Эндрю гонялся за Кэролайн вокруг овального обеденного стола, а Фрэнсис вытаскивала осколки стекла из лица, рук и ног Эмили. Каким-то чудом порезы Эмили по большей части оказались поверхностными, но все равно Кэролайн была отправлена к себе в комнату до чая, невзирая на старания Эндрю убедить жену, мол, Кэролайн не соображала, что может произойти. Она еще слишком мала, твердил он, и никак не могла сделать такое нарочно, так что ей вполне можно позволить спуститься вниз. Однако Фрэнсис была непреклонна: такой ярости она еще в жизни не испытывала.

Позже Эндрю предположил, что только скорость, с какой бежала Эмили, в момент удара спасла ее от судьбы Джефри Джонсона, мальчишки, жившего через четыре дома от них, у которого после того, как он врезался в стеклянную дверь, на щеке остался шрам в палец длиной.

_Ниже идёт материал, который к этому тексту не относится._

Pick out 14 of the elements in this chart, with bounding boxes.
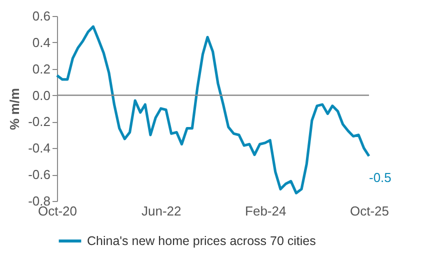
x-tick-label: Feb-24 [245,204,286,218]
x-tick-label: Oct-25 [350,204,390,218]
y-tick-label: 0.2 [32,61,50,76]
y-tick-label: -0.6 [28,167,50,182]
y-tick-label: -0.2 [28,114,50,130]
y-tick-label: 0.4 [32,34,50,50]
legend-label: China's new home prices across 70 cities [87,234,316,248]
y-tick-label: -0.4 [28,140,50,156]
x-tick-label: Jun-22 [142,204,182,218]
y-tick-label: 0.0 [32,88,50,103]
line-series [56,25,370,194]
y-axis-title: % m/m [7,88,22,130]
data-label: -0.5 [369,170,392,186]
y-tick-label: 0.6 [32,8,50,24]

Впрочем, и у Эмили остался шрам на коленке, со временем он затянулся, но полностью так и не исчез. Когда бы он ни попадался ей на глаза, всегда вызывал в памяти сестру и, конечно же, в более зрелые годы напоминал обо всем, что натворила Кэролайн за много лет – шрам этот оказался куда ужаснее, чем выглядел на самом деле. После того случая Брауны заменили дверь на деревянную, и, хотя в гостиной стало гораздо темнее, Фрэнсис за такой дверью чувствовала себя спокойнее.

1

907,2 грамма. – Здесь и далее примечания переводчика.